Nous parlâmes des origines de Venise, de la difficulté de s’isoler et de se concentrer pour aller à la rencontre de l’art, de s’abstraire du tumulte des touristes. Nous évoquâmes l’avenir de sa maison d’édition et de sa revue. Nikita Alekseievitch estimait qu’elles avaient dans l’ensemble rempli leur mission, moi, je reste intimement persuadée que la revue a un avenir. On allait se dire adieu, quand soudain il me dit : venez, je vais vous montrer un manuscrit de Blok. L’autographe dans un cadre de bois brut pendait légèrement de biais sur une cloison d’une arrière-chambre. J’étais déconcertée par cette rencontre, comme on dit, avec le texte original, sans doute à cause de la simplicité de l’entourage. On ne ressentait pas du tout la distance qui s’installe habituellement dans un musée. « Lisez-le-moi, s’il vous plaît. » Il me fallut déchiffrer le manuscrit de Blok rédigé en orthographe ancienne. Je ne me souvenais pas de ce poème : il était écrit au féminin, ce qui sied tant à Blok ! Dans chaque vers, deux sentences comme formulée au prix d’un immense effort, semblant sortir d’une poitrine oppressée, en surmontant une émotion intense. Les mots résonnaient comme s’ils venaient d’un profond silence, à peine troublé, encore présent.
Le vent clair s’apaise, tombe le soir gris Le corbeau s’abattant sur le pin a touché la corde endormie.
C’était la voix vivante de Blok, un message personnel, à mi-voix. Des mots simples qui respiraient un vent puissant, un vent russe venant d’un fleuve plongé dans la grisaille, qui respiraient les roseaux et le carex. Et la solitude.
Ne chasse pas le fantôme simple et léger qui passe, Si tu trouves, cher ami, le bonheur avec une autre… Alors, adieu ! Le soir est proche, Le vol rapide des martinets rase le sol, L’orage approche, La nuit te regarde dans les yeux.
Revenue chez moi, je retrouvai ce poème et compris soudain ce que Blok représentait pour moi. Très tôt j’avais perdu mon père ; à part mon grand-père, j’ai grandi dans un environnement familial féminin, subissant l’influence de ma mère et de mes tantes. Mais à la maison, il y avait Blok, dans une bibliothèque claire en bois de bouleau, un Blok bleu en huit tomes, dont l’année de parution était celle de ma naissance. Ces tomes conservaient des miettes de mes petits déjeuners d’enfant. Les vers de Blok, mais aussi ses articles, ses lettres et ses journaux, sa position dans la vie, sa relation au langage, au quotidien, à la littérature, m’ont dans une large mesure éduquée. Blok était accessible, familier ; il m’a donné accès aux poèmes de Vladimir Soloviev, au monde de Viatcheslav Ivanov, que je recherchais ensuite dans toutes les bibliothèques, à tout l’Âge d’Argent. Au moment des adieux, sur le quai de la gare, j’eus le sentiment d’une fragilité. J’aurais aimé l’embrasser, mais il se déroba étrangement et s’éloigna d’un pas brusque.
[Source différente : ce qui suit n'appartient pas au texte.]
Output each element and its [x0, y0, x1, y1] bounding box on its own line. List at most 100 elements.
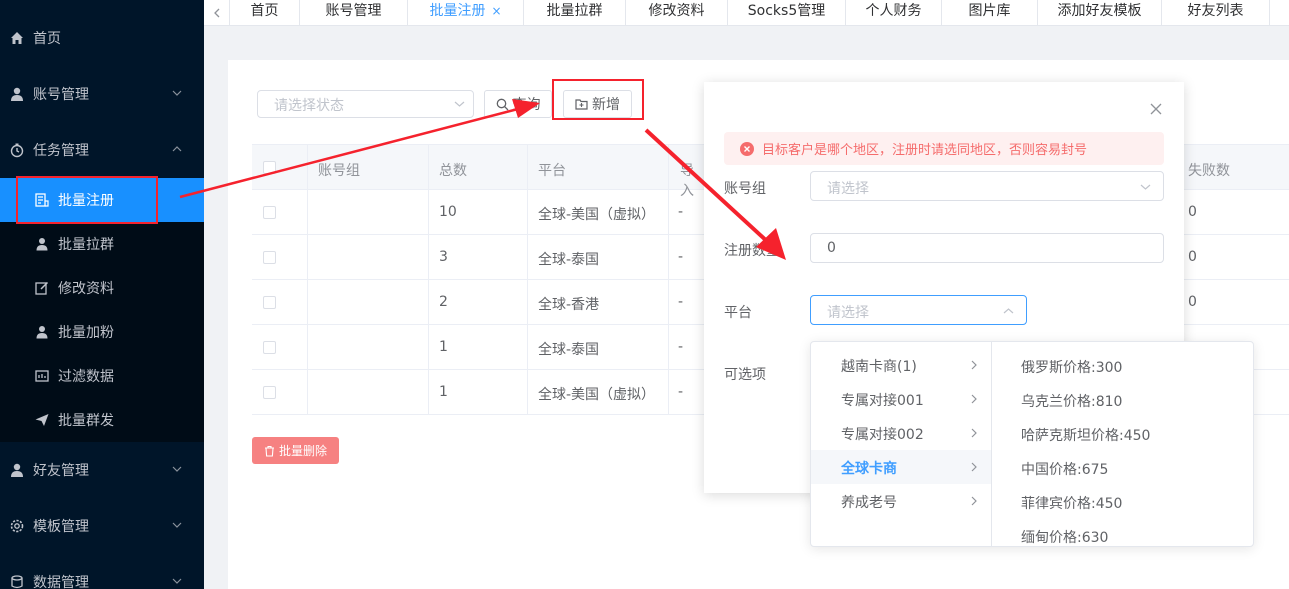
col-header-platform: 平台: [538, 163, 566, 179]
col-header-group: 账号组: [318, 163, 360, 179]
tab-finance[interactable]: 个人财务: [846, 0, 942, 26]
task-table: 账号组 总数 平台 导入 10 全球-美国（虚拟） - 3 全球-泰国 - 2 …: [252, 144, 704, 415]
sidebar-item-batch-group[interactable]: 批量拉群: [0, 222, 204, 266]
tab-gallery[interactable]: 图片库: [942, 0, 1038, 26]
cascader-suboption-philippines[interactable]: 菲律宾价格:450: [1021, 493, 1122, 513]
status-select[interactable]: 请选择状态: [257, 90, 474, 118]
cascader-suboption-russia[interactable]: 俄罗斯价格:300: [1021, 357, 1122, 377]
cascader-suboption-myanmar[interactable]: 缅甸价格:630: [1021, 527, 1108, 546]
table-row[interactable]: 10 全球-美国（虚拟） -: [252, 190, 704, 235]
menu-item-friends[interactable]: 好友管理: [0, 442, 204, 498]
timer-icon: [9, 142, 25, 158]
sidebar-item-edit-profile[interactable]: 修改资料: [0, 266, 204, 310]
cascader-option-dedicated-001[interactable]: 专属对接001: [811, 382, 991, 416]
edit-icon: [34, 280, 50, 296]
batch-delete-button[interactable]: 批量删除: [252, 437, 339, 464]
region-warning-alert: 目标客户是哪个地区，注册时请选同地区，否则容易封号: [724, 132, 1164, 165]
annotation-highlight-add: [552, 79, 644, 120]
menu-item-data[interactable]: 数据管理: [0, 554, 204, 589]
platform-label: 平台: [724, 305, 752, 321]
send-icon: [34, 412, 50, 428]
menu-item-label: 好友管理: [33, 463, 89, 479]
cascader-caret: [840, 334, 854, 341]
select-all-checkbox[interactable]: [263, 161, 276, 174]
menu-item-label: 首页: [33, 31, 61, 47]
tab-home[interactable]: 首页: [230, 0, 300, 26]
tab-batch-register[interactable]: 批量注册 ×: [408, 0, 524, 26]
menu-item-label: 模板管理: [33, 519, 89, 535]
table-row-fail: 0: [1184, 190, 1289, 235]
menu-item-label: 数据管理: [33, 575, 89, 589]
platform-cascader-input[interactable]: 请选择: [810, 295, 1027, 325]
table-row[interactable]: 1 全球-泰国 -: [252, 325, 704, 370]
database-icon: [9, 574, 25, 589]
chevron-down-icon: [172, 466, 182, 472]
tab-socks5[interactable]: Socks5管理: [728, 0, 846, 26]
sidebar-item-label: 批量加粉: [58, 325, 114, 341]
menu-item-home[interactable]: 首页: [0, 10, 204, 66]
search-icon: [496, 98, 509, 111]
tab-batch-group[interactable]: 批量拉群: [524, 0, 626, 26]
table-row-fail: 0: [1184, 280, 1289, 325]
cascader-option-aged-accounts[interactable]: 养成老号: [811, 484, 991, 518]
menu-item-label: 账号管理: [33, 87, 89, 103]
cascader-option-dedicated-002[interactable]: 专属对接002: [811, 416, 991, 450]
row-checkbox[interactable]: [263, 206, 276, 219]
tab-close-icon[interactable]: ×: [491, 4, 501, 18]
tab-account[interactable]: 账号管理: [300, 0, 408, 26]
col-header-fail: 失败数: [1188, 163, 1230, 179]
close-icon[interactable]: [1150, 103, 1162, 115]
row-checkbox[interactable]: [263, 341, 276, 354]
sidebar-item-filter-data[interactable]: 过滤数据: [0, 354, 204, 398]
user-icon: [9, 462, 25, 478]
table-row[interactable]: 2 全球-香港 -: [252, 280, 704, 325]
sidebar-item-batch-send[interactable]: 批量群发: [0, 398, 204, 442]
tab-friend-list[interactable]: 好友列表: [1162, 0, 1270, 26]
user-icon: [34, 324, 50, 340]
menu-item-label: 任务管理: [33, 143, 89, 159]
chevron-up-icon: [172, 146, 182, 152]
count-label: 注册数量: [724, 243, 780, 259]
col-header-total: 总数: [439, 163, 467, 179]
table-row[interactable]: 3 全球-泰国 -: [252, 235, 704, 280]
sidebar-item-label: 批量群发: [58, 413, 114, 429]
row-checkbox[interactable]: [263, 386, 276, 399]
annotation-highlight-sidebar: [16, 176, 158, 224]
tab-friend-template[interactable]: 添加好友模板: [1038, 0, 1162, 26]
sidebar-item-label: 批量拉群: [58, 237, 114, 253]
chevron-right-icon: [971, 360, 977, 370]
chevron-left-icon: [213, 8, 219, 18]
menu-item-account[interactable]: 账号管理: [0, 66, 204, 122]
chevron-down-icon: [454, 101, 465, 107]
query-button[interactable]: 查询: [484, 90, 552, 118]
chevron-up-icon: [1003, 308, 1014, 314]
user-icon: [9, 86, 25, 102]
group-label: 账号组: [724, 181, 766, 197]
cascader-suboption-china[interactable]: 中国价格:675: [1021, 459, 1108, 479]
table-row-fail: 0: [1184, 235, 1289, 280]
menu-item-task[interactable]: 任务管理: [0, 122, 204, 178]
chevron-right-icon: [971, 496, 977, 506]
tab-scroll-left-button[interactable]: [204, 0, 230, 26]
sidebar: 首页 账号管理 任务管理 批量注册 批量拉群 修改资料 批量加粉 过滤数据 批量…: [0, 0, 204, 589]
table-row[interactable]: 1 全球-美国（虚拟） -: [252, 370, 704, 415]
home-icon: [9, 30, 25, 46]
row-checkbox[interactable]: [263, 251, 276, 264]
user-icon: [34, 236, 50, 252]
trash-icon: [264, 445, 275, 457]
filter-icon: [34, 368, 50, 384]
sidebar-item-batch-follow[interactable]: 批量加粉: [0, 310, 204, 354]
error-circle-icon: [740, 141, 754, 156]
cascader-option-global[interactable]: 全球卡商: [811, 450, 991, 484]
register-count-input[interactable]: 0: [810, 233, 1164, 263]
cascader-option-vietnam[interactable]: 越南卡商(1): [811, 348, 991, 382]
row-checkbox[interactable]: [263, 296, 276, 309]
group-select[interactable]: 请选择: [810, 171, 1164, 201]
chevron-down-icon: [1140, 184, 1151, 190]
cascader-suboption-ukraine[interactable]: 乌克兰价格:810: [1021, 391, 1122, 411]
sidebar-item-label: 修改资料: [58, 281, 114, 297]
tab-edit-profile[interactable]: 修改资料: [626, 0, 728, 26]
chevron-down-icon: [172, 522, 182, 528]
cascader-suboption-kazakhstan[interactable]: 哈萨克斯坦价格:450: [1021, 425, 1150, 445]
menu-item-templates[interactable]: 模板管理: [0, 498, 204, 554]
Je lui lançai :
« J’espère que ce n’est pas la dernière… ! » Il leva la main et l’agita sans se retourner, puis disparut.
Me rappelant cette rencontre, je revois les roses à l’entrée de ce refuge connu-inconnu. Que font-elles là-bas : se balancent-elles, sommeillent-elles ou non ? La fièvre écarquille-t-elle leurs paupières ou bien se sont-elles de nouveau refermées, tout leur étant égal : fleurir ou ne pas fleurir ? Je revois ces tiges et ces surgeons puissants, dont N.A. Struve fut l’habitué jusqu’à sa mort.
Villebon-sur-Yvette 11 mai 2012 Laugna 11 mai 2018 Traduit du russe par Daniel Struve.
Svetlana Nosova a été publié par Nikita Struve dans le Vestnik, et son recueil Medicima Animae est paru aux éditions YMCA-Press. Elle figure dans la nouvelle Anthologie de la poésie russe du début du XXIe siècle, parue sous la direction de Tatiana Victoroff.